Americans have many excuses for not investing. None of them stand up to this simple advice from Warren Buffett.

Americans have many excuses for not investing. None of them stand up to this simple advice from Warren Buffett.
Americans have many excuses for not investing. None of them stand up to this simple advice from Warren Buffett.

  • Many avoid investing due to lack of money, knowledge or fear of losing, a new BlackRock survey shows.

  • A simple solution to all of these problems is an S&P 500 index fund.

  • Investing icon Warren Buffett has often recommended this approach.

More than a third of Americans don’t own stocks, and a new BlackRock survey finds that holdouts cite many reasons for not being in the market.

In its People & Money report released Thursday, BlackRock listed some of the reasons why people who don’t invest say they stay away.

Among the most common are not having enough money, not feeling like you know enough about investing, and being afraid of losses.

Those are all fair explanations for not putting your money to work. But there’s one simple tip from investing icon Warren Buffett that offers a solution for each of them: invest in an S&P 500 index fund, a product that tracks the performance of roughly the 500 largest U.S. stocks.

“Over the years, I have often been asked for investment advice, and in the process of responding, I have learned a lot about human behavior,” Buffett said in his 2017 letter to Berkshire Hathaway shareholders. “My usual recommendation has been a low-cost S&P 500 index fund.”

So, let’s go over each of the reasons above, starting with the hardest one: not having enough money. If you’ve never done it, investing is something that may feel like you need to save thousands of dollars to get started. There are actually some very low-cost entry points. For example, the Schwab S&P 500 index fund (SWPPX) trades at around $17 per share. You can also buy fractional shares of funds that trade at a higher price level, but in the end it’s pretty much the same.

While investing small amounts may seem pointless, it’s more about getting started and developing habits: after a few years, if you keep at it, you’ll have accumulated a lot of money thanks to both your contributions and your compounded returns.
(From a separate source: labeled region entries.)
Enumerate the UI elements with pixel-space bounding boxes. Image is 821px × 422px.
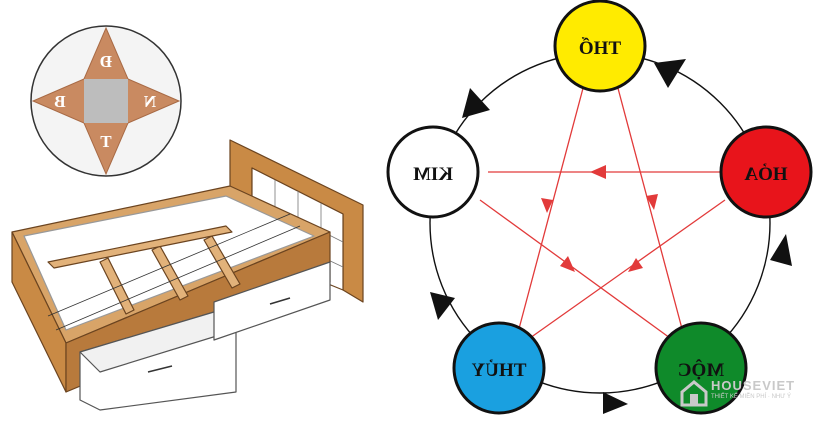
bed-cross-rail (47, 225, 233, 269)
bed (11, 139, 364, 411)
compass-center (84, 79, 128, 123)
control-arrows (541, 165, 658, 272)
cycle-arrows (430, 59, 792, 414)
watermark-slogan: THIẾT KẾ MIỄN PHÍ · NHƯ Ý (711, 394, 792, 400)
element-label-hoa: HỎA (744, 163, 788, 185)
dimension-lines (47, 213, 301, 331)
cycle-arrow-left-top (462, 88, 490, 118)
element-circle (553, 0, 647, 93)
element-label-moc: MỘC (678, 359, 724, 381)
element-circle (719, 125, 813, 219)
watermark-brand: HOUSEVIET (711, 378, 796, 393)
drawer-right (213, 261, 331, 341)
element-node-right: HỎA (719, 125, 813, 219)
cycle-arrow-right-bottom (770, 234, 792, 266)
element-node-bottom-left: THỦY (452, 321, 546, 415)
element-node-left: KIM (386, 125, 480, 219)
cycle-arrow-bottom (603, 392, 628, 414)
watermark: HOUSEVIET THIẾT KẾ MIỄN PHÍ · NHƯ Ý (677, 374, 817, 414)
element-node-bottom-right: MỘC (654, 321, 748, 415)
element-circle (452, 321, 546, 415)
house-logo-icon (680, 380, 708, 407)
element-label-thuy: THỦY (471, 359, 526, 381)
compass-label-left: B (54, 92, 65, 111)
element-label-tho: THỔ (579, 37, 621, 59)
cycle-arrow-right-top (654, 59, 686, 88)
element-label-kim: KIM (413, 164, 453, 185)
element-circle (386, 125, 480, 219)
compass-label-top: Đ (100, 52, 112, 71)
drawer-handle (147, 365, 173, 373)
drawer-handle (269, 297, 291, 305)
element-node-top: THỔ (553, 0, 647, 93)
control-star (479, 76, 727, 341)
compass: Đ B N T (30, 25, 182, 177)
compass-label-bottom: T (100, 132, 112, 151)
cycle-arrow-left-bottom (430, 292, 455, 320)
compass-label-right: N (143, 92, 156, 111)
element-circle (654, 321, 748, 415)
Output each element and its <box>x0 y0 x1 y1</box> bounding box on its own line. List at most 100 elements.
Second: not feeling like you know enough about investing. The financial markets can be daunting, but like anything, once you do it, it gets easier. Plus, the nice thing about buying an index fund is that you don’t really need to know much about investing. Your money will sit passively in a diversified group of stocks for years.

However, if you really think you have questions that need to be addressed, you can always visit a physical branch of an advisor like Charles Schwab or Fidelity, said Chris Chen, certified financial planner and founder of Insight Financial Strategists.

“They have people at the counter waiting for them to invest their money and answer their questions, and it’s basically free,” Chen told Business Insider.

Finally: being afraid of losing money. It’s what keeps even the most successful investors awake.

But the reality is that if you have a long-term time horizon and resist the temptation to sell at the first sign of trouble, the S&P 500 has historically recovered from its setbacks.

Earlier this year, Yale economist William Goetzmann told Business Insider that investors tend to overestimate the odds of an imminent stock market crash and tend to forget that such declines don’t last.

Goetzmann’s research shows that when the market crashes after a big period of profitability, there is a 99% chance those losses will have been recovered five years later.

“If you wait five years after this event, you’ll be better off. That’s what I’m telling you,” he said.

Of course, S&P 500 index funds aren’t the only products out there. Jason Draho, head of Americas asset allocation at UBS Global Wealth Management, said he would prefer people invest in a global index fund (an example would be Vanguard Total World Stock ETF (VT)), since valuations of the S&P 500 are high and the index is highly concentrated in a select few stocks.

U.S. stocks have outperformed the rest of the world over the past decade and a half. Since the March 2009 market lows, the Vanguard Total World Stock ETF is up 423%, while the S&P 500 is up 800%. However, the United States has underperformed international stocks so far this year, and some Wall Street analysts predict that global markets will outperform the United States in the coming years.

There’s also something to be said for the visibility of the S&P 500: It’s the benchmark that American investors tend to follow, and you can track its performance on the nightly news.

But in the end, it doesn’t matter much: it’s more about getting things going.

“The important thing for someone just starting out is to get started,” Chen said.